Al-Zind alluded to the “danger posited by social media”, which is being abused by “criminal elements that aim to cause further polarisation in society and incite the youth.” He also called on the Egyptian people to follow the president’s vision and consider the progress of the economy to be their top priority.

Ahead of the 25 January Revolution’s fifth anniversary, the state has been taking various measures to quell calls for dissent and protest by different groups.

Five Muslim Brotherhood leaders were detained on charges of planning acts of violence on the revolution’s anniversary, the Ministry of Interior announced in a statement on 26 November.

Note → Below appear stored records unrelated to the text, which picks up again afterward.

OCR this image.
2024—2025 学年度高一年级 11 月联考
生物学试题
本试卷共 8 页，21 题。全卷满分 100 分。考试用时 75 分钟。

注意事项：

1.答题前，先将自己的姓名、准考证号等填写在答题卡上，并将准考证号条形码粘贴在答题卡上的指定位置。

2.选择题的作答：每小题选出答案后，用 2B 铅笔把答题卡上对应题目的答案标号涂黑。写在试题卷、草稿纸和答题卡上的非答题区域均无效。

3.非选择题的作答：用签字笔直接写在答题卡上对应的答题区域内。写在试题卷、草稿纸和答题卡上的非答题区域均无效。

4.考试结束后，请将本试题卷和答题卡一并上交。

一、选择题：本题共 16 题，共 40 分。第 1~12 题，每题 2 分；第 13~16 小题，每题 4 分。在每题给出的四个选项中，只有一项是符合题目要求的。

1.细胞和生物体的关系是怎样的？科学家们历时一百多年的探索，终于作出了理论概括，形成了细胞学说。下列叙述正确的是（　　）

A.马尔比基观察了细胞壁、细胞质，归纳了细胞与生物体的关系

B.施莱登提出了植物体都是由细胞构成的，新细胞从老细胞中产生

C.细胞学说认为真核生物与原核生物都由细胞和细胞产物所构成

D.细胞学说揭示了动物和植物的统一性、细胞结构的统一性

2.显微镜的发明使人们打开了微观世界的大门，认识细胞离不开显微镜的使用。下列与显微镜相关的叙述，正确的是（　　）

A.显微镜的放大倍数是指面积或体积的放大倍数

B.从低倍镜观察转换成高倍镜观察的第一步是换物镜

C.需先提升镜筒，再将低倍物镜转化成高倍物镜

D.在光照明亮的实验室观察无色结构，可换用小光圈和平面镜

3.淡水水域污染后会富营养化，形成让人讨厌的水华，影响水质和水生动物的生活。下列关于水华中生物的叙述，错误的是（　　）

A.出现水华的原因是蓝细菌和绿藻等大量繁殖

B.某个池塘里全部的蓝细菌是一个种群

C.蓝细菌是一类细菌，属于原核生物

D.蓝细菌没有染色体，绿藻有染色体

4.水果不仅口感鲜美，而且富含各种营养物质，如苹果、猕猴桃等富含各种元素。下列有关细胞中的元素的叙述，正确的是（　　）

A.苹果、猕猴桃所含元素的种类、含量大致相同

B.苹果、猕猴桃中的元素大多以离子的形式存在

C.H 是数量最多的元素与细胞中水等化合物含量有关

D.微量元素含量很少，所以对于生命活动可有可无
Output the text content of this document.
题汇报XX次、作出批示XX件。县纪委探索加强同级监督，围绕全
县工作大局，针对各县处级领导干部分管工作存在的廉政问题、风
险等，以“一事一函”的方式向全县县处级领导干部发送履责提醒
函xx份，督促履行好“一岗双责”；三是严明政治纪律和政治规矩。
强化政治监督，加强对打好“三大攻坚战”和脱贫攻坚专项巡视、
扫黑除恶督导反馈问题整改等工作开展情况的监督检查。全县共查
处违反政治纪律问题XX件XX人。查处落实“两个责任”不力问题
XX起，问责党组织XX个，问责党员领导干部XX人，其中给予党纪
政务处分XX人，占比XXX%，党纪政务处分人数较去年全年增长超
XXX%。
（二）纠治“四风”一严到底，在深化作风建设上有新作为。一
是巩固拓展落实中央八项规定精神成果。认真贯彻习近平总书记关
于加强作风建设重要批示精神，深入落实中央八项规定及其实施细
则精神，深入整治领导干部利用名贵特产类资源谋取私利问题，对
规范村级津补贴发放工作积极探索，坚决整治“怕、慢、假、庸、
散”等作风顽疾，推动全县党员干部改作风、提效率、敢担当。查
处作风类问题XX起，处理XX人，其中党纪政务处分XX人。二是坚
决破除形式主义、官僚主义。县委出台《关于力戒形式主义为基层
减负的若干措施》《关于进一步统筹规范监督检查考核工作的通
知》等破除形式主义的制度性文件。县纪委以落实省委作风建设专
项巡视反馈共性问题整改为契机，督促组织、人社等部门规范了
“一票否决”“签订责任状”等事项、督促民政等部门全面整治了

According to the ministry, the alleged leaders were holding an organisational meeting at one of their “dens” in Nasr City to plan actions aimed at instigating chaos and instability.

Another eight were arrested almost two weeks later for inciting violence and planning hostile acts against the state via social media. The Marg Prosecution is investigating the incident.

In line with the state’s aforementioned measures, the Ministry of Religious Endowments had prescribed last Friday’s sermon to tackle “The dangers of destructive calls and the need to counter them.”

It went on to discuss nationalism and obedience to leaders and “guardians” as a part of a wider duty to “obey God and serve the nation”.

Since November, social-media activists have launched several campaigns on Facebook and Twitter to call for a new uprising on 25 January 2016.

A campaign using the hash-tag “Back to Tahrir” has called on citizens to return to the square on the anniversary of the uprising.

However, there are criticisms of such campaigns from various quarters, with some accusing the campaign creators and supporters of belonging to the Muslim Brotherhood. Some critics say that citizens with genuine grievances will find opportunities to protest without the need for a general mobilization via social media.

In 2011, protests erupted on National Police Day, which officially commemorates the death of 50 police officers at the hands of British soldiers in 1952. Protesters sought to use the event to highlight abuses against citizens by police and security forces during the rule of President Hosni Mubarak.